News flash! Daylight Saving Time (DST) screeches to a halt this week. Or does it begin? Nope, it ends—just looked at a calendar, you know—one of those things made of paper that sits on a …
News flash! Daylight Saving Time (DST) screeches to a halt this week. Or does it begin? Nope, it ends—just looked at a calendar, you know—one of those things made of paper that sits on a desk, or adorns a wall in the kitchen.
Why is it so confusing after all this time? For some reason, I still have to check every year, but sure enough, Daylight Saving Time (no “s” according to the calendar) ends on Sunday, November 7, at 2 a.m. when our clocks will “fall back” one hour, giving us “more daylight in the dark autumn and winter mornings,” according to www.almanac.com.
If you think Daylight Saving (I said no “s”!) Time is a good idea, you can thank New Zealand scientist George Vernon Hudson and British builder William Willett. An oddly specific website, www.timeanddate.com, informs us that in 1895, Hudson presented a paper to the Wellington Philosophical Society proposing a “2-hour shift forward in October and a 2-hour shift back in March.” Two hours? Oy.
In 1905, independently from Hudson, Willett suggested setting the clocks ahead 20 minutes on each of the four Sundays in April, and switching them back by the same amount on each of the four Sundays in September, a total of eight time-switches per year. Sounds like a lot of work.
I don’t know why, but I’m always confounded by the concept, although the whole “spring forward/fall back” rule makes it easier, so at least I know which direction to turn the hands on the clock, even if I don’t want to.
That said, there’s an entire generation of young folks that doesn’t own clocks, doesn’t wear watches, and relies entirely on technology to not only automatically change the time for them, but to actually inform them of the time, which of course is the whole idea. I’m pretty sure kids no longer learn how to tell time in school the old-fashioned way, and I worry for them, since the tech they rely so heavily on is (IMHO) fraught with problems.

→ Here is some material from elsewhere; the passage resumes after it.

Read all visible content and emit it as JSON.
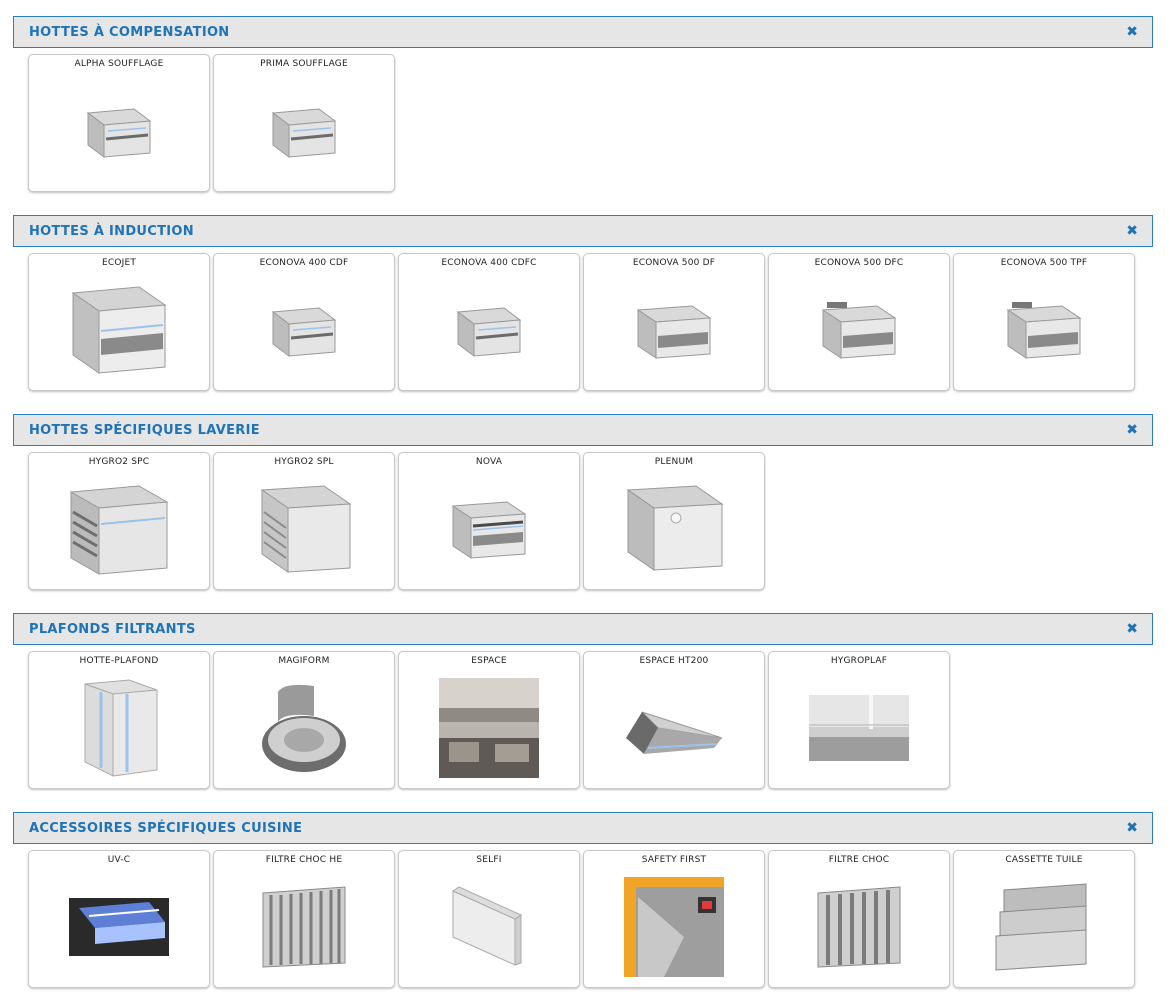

In fact, solar flares were in the news last week and I remembered hearing something about how they can interfere with electronics, so I asked the Google. “This phenomenon can end up destroying electronics because it creates a new current in otherwise passive lines. It can also interrupt and in some cases bring down power grids in some areas of the world. A solar storm also can put radio communications systems and satellites at risk.”
Hmmm. What happens when you can’t use your phone and have no clue how to tell time?

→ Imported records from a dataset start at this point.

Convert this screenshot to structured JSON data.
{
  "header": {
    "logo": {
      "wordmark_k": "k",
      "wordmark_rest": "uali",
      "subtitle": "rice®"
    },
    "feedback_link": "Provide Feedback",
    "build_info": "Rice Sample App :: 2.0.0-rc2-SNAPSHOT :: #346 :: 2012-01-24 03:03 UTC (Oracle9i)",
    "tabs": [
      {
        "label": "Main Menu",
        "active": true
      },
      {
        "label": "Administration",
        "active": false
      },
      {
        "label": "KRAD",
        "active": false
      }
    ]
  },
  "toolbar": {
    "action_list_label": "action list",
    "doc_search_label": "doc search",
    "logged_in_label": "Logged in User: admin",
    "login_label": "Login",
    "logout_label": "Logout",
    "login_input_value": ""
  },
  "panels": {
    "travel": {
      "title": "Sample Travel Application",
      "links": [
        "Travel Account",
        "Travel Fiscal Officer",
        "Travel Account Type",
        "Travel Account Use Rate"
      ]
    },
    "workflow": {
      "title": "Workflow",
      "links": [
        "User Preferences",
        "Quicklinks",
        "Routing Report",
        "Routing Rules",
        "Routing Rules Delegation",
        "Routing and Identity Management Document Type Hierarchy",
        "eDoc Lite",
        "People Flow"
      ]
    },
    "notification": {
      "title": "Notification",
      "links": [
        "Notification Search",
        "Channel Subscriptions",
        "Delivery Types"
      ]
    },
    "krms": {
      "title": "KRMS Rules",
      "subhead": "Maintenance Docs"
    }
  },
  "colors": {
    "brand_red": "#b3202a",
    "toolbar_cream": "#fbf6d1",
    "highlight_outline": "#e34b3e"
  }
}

“Makes no nevermind to us, girl, am I right?” I wheezed at the dog. “Cuz we got clocks, lots and lots of clocks. And they don’t re-set themselves” I rasped, “so we better get a jump on it.”

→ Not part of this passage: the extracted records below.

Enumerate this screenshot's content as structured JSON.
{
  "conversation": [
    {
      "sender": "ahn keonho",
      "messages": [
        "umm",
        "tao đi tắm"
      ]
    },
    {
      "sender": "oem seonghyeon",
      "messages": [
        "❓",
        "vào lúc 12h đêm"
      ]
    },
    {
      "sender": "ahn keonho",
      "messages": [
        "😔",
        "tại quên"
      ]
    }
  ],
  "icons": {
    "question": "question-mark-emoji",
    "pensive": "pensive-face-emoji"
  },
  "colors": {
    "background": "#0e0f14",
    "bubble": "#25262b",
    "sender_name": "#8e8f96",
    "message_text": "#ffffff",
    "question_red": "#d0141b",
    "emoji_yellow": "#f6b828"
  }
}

I’ve always been fascinated with clocks and have filled my home with them, but thankfully, none trill “cuckoo” or chime on the hour, cuz that would make me crazy. I mean crazier. In my living room alone there are four, not including the new-fangled one on the tech-savvy flat screen, and a quick assessment revealed more than a dozen clocks scattered throughout the house.
As I began the laborious process of re-setting them all, I realized that each one has a story to tell. Of course. In addition, I own more than 20 watches and have no clue why, since I’ve worn the same old Timex INDIGLO (look it up!) every day for more than 30 years.
I know you’re all plotzing (as Barbara Fox would say) to get a peek at my collection, so enjoy. And remember to change your clocks; otherwise you might be late for church.
Fun Fact: Although modern DST has only been in place for about 100 years, ancient civilizations are known to have engaged in comparable practices thousands of years ago. For example, the Roman water clocks used different scales for different months of the year to adjust the daily schedules to the solar time.